Some reviewers of this book have made the comment that one of its few weaknesses is that it sometimes does not present enough technical detail to serve as a rigorous textbook. I disagree. Details are omitted only when they would intrude on the clear exposition of the main theme, and even then the authors are careful to provide accessible supporting material in the form of illustrations and plausibility arguments. Certainly, wherever computer science makes its most creative displays, such as when reducing one problem type to a seemingly very different one, the material is presented with complete rigor. The book is also not short on more technical topics that, although they are cornerstones of practical computation, receive only passing reference in many textbooks. For example, I was delighted to see a beautiful chapter on linear programming, a geometric computing paradigm. Instructors will be pleased by the easy exercises sandwiched between paragraphs, designed to stimulate comprehension, in addition to the wealth of engaging and more challenging problems at the end of each chapter. There are extensive notes and reference material, also at the ends of the chapters, conveniently notated with a special symbol in the margins of the main text.
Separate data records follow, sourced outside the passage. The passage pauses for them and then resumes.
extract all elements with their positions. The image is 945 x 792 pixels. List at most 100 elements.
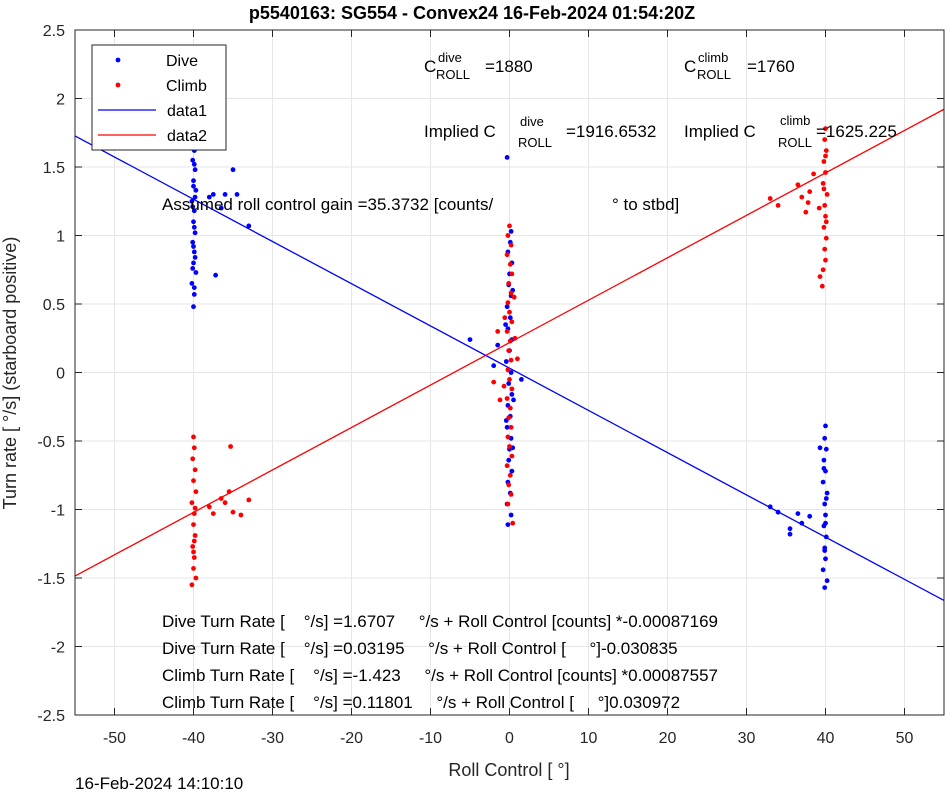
y-tick-label: -0.5 [37, 434, 65, 451]
dive-point [767, 504, 773, 510]
climb-point [193, 489, 199, 495]
c-roll-climb-sub: ROLL [697, 67, 731, 82]
dive-point [210, 192, 216, 197]
climb-point [821, 186, 827, 192]
climb-point [509, 319, 515, 325]
dive-point [506, 381, 512, 386]
dive-point [191, 285, 197, 290]
climb-point [228, 444, 234, 449]
climb-point [497, 397, 503, 403]
climb-point [193, 575, 199, 581]
climb-point [509, 271, 515, 277]
climb-point [508, 290, 514, 296]
x-tick-label: 50 [896, 730, 914, 747]
dive-point [823, 534, 829, 540]
dive-point [191, 249, 197, 255]
climb-point [795, 182, 801, 188]
dive-point [822, 548, 828, 553]
climb-point [505, 501, 511, 507]
y-tick-label: 2 [56, 92, 65, 109]
climb-point [508, 492, 514, 497]
climb-point [230, 509, 236, 515]
dive-point [234, 192, 240, 197]
c-roll-dive-base: C [424, 57, 436, 76]
climb-point [767, 196, 773, 201]
climb-point [508, 357, 514, 363]
timestamp: 16-Feb-2024 14:10:10 [75, 774, 243, 792]
dive-point [504, 155, 510, 160]
implied-climb-sup: climb [780, 113, 810, 128]
dive-point [191, 244, 196, 249]
dive-point [824, 490, 830, 496]
climb-point [817, 274, 823, 279]
implied-dive-annotation: Implied C dive ROLL =1916.6532 [424, 114, 656, 150]
c-roll-climb-annotation: C climb ROLL =1760 [684, 50, 795, 82]
climb-point [190, 456, 196, 462]
dive-point [190, 239, 196, 245]
climb-point [515, 356, 520, 362]
dive-point [190, 266, 196, 271]
y-tick-labels: -2.5 -2 -1.5 -1 -0.5 0 0.5 1 1.5 2 2.5 [37, 23, 65, 725]
dive-point [191, 219, 196, 225]
fit-equations: Dive Turn Rate [ °/s] =1.6707 °/s + Roll… [162, 612, 718, 712]
dive-point [213, 272, 219, 278]
climb-point [805, 200, 811, 206]
dive-point [509, 392, 515, 397]
climb-point [507, 444, 512, 449]
dive-point [191, 208, 197, 214]
legend-marker [115, 57, 121, 63]
climb-point [820, 181, 826, 186]
gain-text-left: Assumed roll control gain =35.3732 [coun… [162, 195, 494, 214]
climb-point [822, 137, 828, 143]
climb-point [512, 335, 518, 341]
dive-point [192, 255, 198, 260]
climb-point [504, 396, 510, 401]
implied-dive-value: =1916.6532 [566, 122, 656, 141]
dive-point [467, 337, 473, 342]
dive-point [190, 204, 196, 210]
dive-point [191, 292, 197, 297]
x-axis-label: Roll Control [ °] [448, 760, 569, 780]
climb-point [803, 209, 809, 215]
y-tick-label: 1.5 [43, 160, 65, 177]
climb-point [823, 126, 828, 131]
climb-point [191, 445, 197, 451]
climb-point [505, 367, 511, 373]
implied-climb-base: Implied C [684, 122, 756, 141]
climb-point [807, 189, 813, 195]
climb-point [509, 453, 515, 459]
climb-point [822, 203, 828, 208]
chart-title: p5540163: SG554 - Convex24 16-Feb-2024 0… [249, 3, 695, 23]
climb-point [504, 329, 510, 334]
fit-equation-line: Climb Turn Rate [ °/s] =-1.423 °/s + Rol… [162, 666, 718, 685]
climb-point [822, 246, 828, 252]
dive-point [823, 556, 828, 562]
legend-marker [115, 82, 121, 88]
climb-point [206, 504, 212, 510]
x-tick-label: -20 [340, 730, 363, 747]
dive-point [822, 585, 828, 590]
climb-point [192, 505, 198, 511]
climb-point [510, 520, 516, 526]
dive-point [511, 397, 516, 403]
climb-point [823, 153, 828, 159]
dive-point [506, 457, 512, 463]
climb-point [504, 252, 510, 258]
climb-point [821, 159, 827, 164]
climb-point [505, 434, 511, 440]
dive-point [192, 194, 198, 200]
implied-climb-value: =1625.225 [816, 122, 897, 141]
climb-point [505, 233, 511, 238]
dive-point [821, 466, 827, 471]
x-tick-label: 20 [659, 730, 677, 747]
x-tick-label: 0 [505, 730, 514, 747]
dive-point [192, 167, 198, 173]
climb-point [191, 511, 197, 516]
dive-point [190, 157, 196, 163]
climb-point [191, 538, 197, 544]
dive-point [823, 512, 828, 518]
y-tick-label: 0 [56, 366, 65, 383]
climb-point [238, 512, 244, 518]
climb-point [823, 213, 828, 219]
Even if you are not a student or instructor of computer science, you should consider buying copies of this book for your friends’ coffee tables. The Nature of Computation is one of those books you can open to a random page and find something amazing, surprising and, often, very funny. From the generous selection of eclectic quotations and the gorgeous illustrations, it’s clear the authors had fun writing it. So how does one illustrate a chapter about a very abstract topic called “interactive proofs” that features mathematical conversations between Arthur and Merlin? For this Moore and Mertens have chosen some nice engravings, one of which shows Vivien (who, in the legend of King Arthur, enchanted Merlin and imprisoned him in a tree trunk), in the wizard’s arms. The caption reads, “Merlin is too busy to have a conversation with Arthur. He will send a proof instead.”